Life long
learning. Jika kita
berpikir bahwa setelah lulus dari sekolah atau kuliah akan berhenti
belajar. Mulailah rubah dari sekarang. Yakinlah, itu adalah sebuah persepsi
yang sangat buruk. Jika ketika kuliah kita giat dengan buku-buku bacaan. Lantas
setelah itu berhenti begitu saja, yakinlah pula, itulah kekalahan kita yang telak.
Saya bukan
orang akademisi dan tidak sama sekali merasa pintar dengan pengetahuan yang
sama sekali tidak tinggi. Seperti tulisan-tulisan yang lain, ruang ini hanyalah
media sharing yang mungkin dan semoga bermanfaat untuk orang-orang yang
bersedia membacanya.
Masalah yang
sering kita hadapi selama ini tentang ketidakefektifan belajar adalah sebab
berhenti sebelum benar-benar menguasai paham ilmu yang dipelajari. Ini terjadi
pada banyak orang, tidak terkecuali orang indonesia -- termasuk saya tentu saja
--. Yaitu tidak sampai pada penarikan kesimpulan yang menjadi ujung dari
pengetahuan yang dipelajari tersebut. Hanya sekedar membaca, dan beberapa jam
kemudian lupa dengan sendirinya.
Bahkan terkadang
kita perlu berimajinasi, mengait-ngaitkan dengan pengetahuan atau bahkan paham
ilmu yang lain agar menjadi klop. Hal tersebut sekaligus menjadi rangsangan
pada otak kita untuk benar-benar bersedia diajak “bekerja”. Menarik kesimpulan,
berimajinasi, ataupun mengaitkan dengan berbagai pengetahuan yang lain akan
membuat kita tidak mudah lupa, sebab tidak gugup ataupun meninggalkan poin
penting yang seharusnya menjadi basis dari apa yang kita dapat. Hal tersebut
sekaligus membelajari kita untuk tidak buru-buru pindah bab sebelum benar-benar
paham. Kita benar-banar dituntut untuk mengeksplor pengetahuan kita yang kita
pelajari dengan apa yang sudah tertanam.
Maka
biasanya, dalam belajar sering diberikan contoh-contoh. Dan bukan kebetulan,
mayoritas contoh yang diberikan berbentuk cerita. Hal tersebut dilakukan
sebagai sarana eksplorasi dan pengaitan dengan hal lain agar mengena dan tidak
mudah lupa. Adapun contoh berbentuk cerita, saya pribadi lebih cenderung
berpikir bahwa ilmu yang disampaikan dalam bentuk cerita lebih bisa bertahan
lama daripada pengetahuan yang disampaikan secara konvensional.
Yang tentu
saja tidak boleh dilupakan untuk menjaga efektifitas belajar adalah suasana
yang kondusif. Tidak harus di kelas, gedung atau tempat formal yang lain. Yang
pasti selagi itu pas dan konsdusif. Bisa dipake.
Dan satu hal
lain yang mesti diingat. Segala hal tersebut perlu didukung dengan light,
desirable, and fun. Dan tentunya tidak pelit untuk berbagi sesuatu yang
sudah kita ketahui. “if you think you so smart, why don’t you share your
knowledge?” . { Benedict Carey}. Tapi tentu saja kita tidak perlu menunggu menjadi dan merasa smart untuk bersedia berbagi pengetahuan kepada orang lain.
Sekali lagi,
bukan hanya orang sekolah yang harus belajar. Semua orang harus belajar, tanpa
perduli umur. Peter Lassey (University of Bradford) mengatakan bahwa,
“mereka yang sukses hanyalah mereka yang belajar secara terus-menerus”. Obyek
yang bisa dipelajari sangat beragam, dan tergantung siapa kita, apa basic kita.

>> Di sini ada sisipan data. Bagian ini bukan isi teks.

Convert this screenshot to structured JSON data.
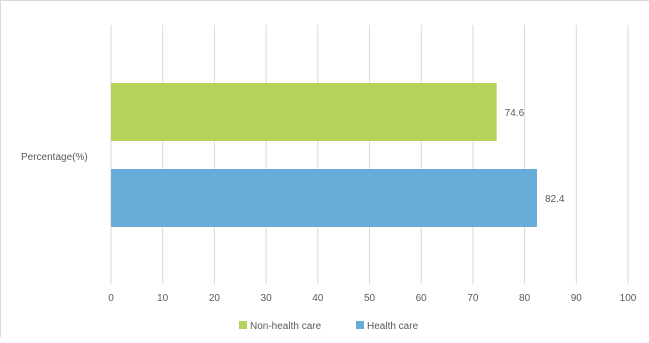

Hal ini tidak hanya tertutup pada perorangan, namun dalam organisasi atau
lembaga pun proses belajar secara terus menerus ini juga berlaku sebagai sarana
terus memperbaiki diri.
Wallahu
A’lam
Möti
Peacemaker
Senin, 19
Januari 2015
~ Referensi
: (KARIER. kompas, Sabtu, 17 Januari 2015).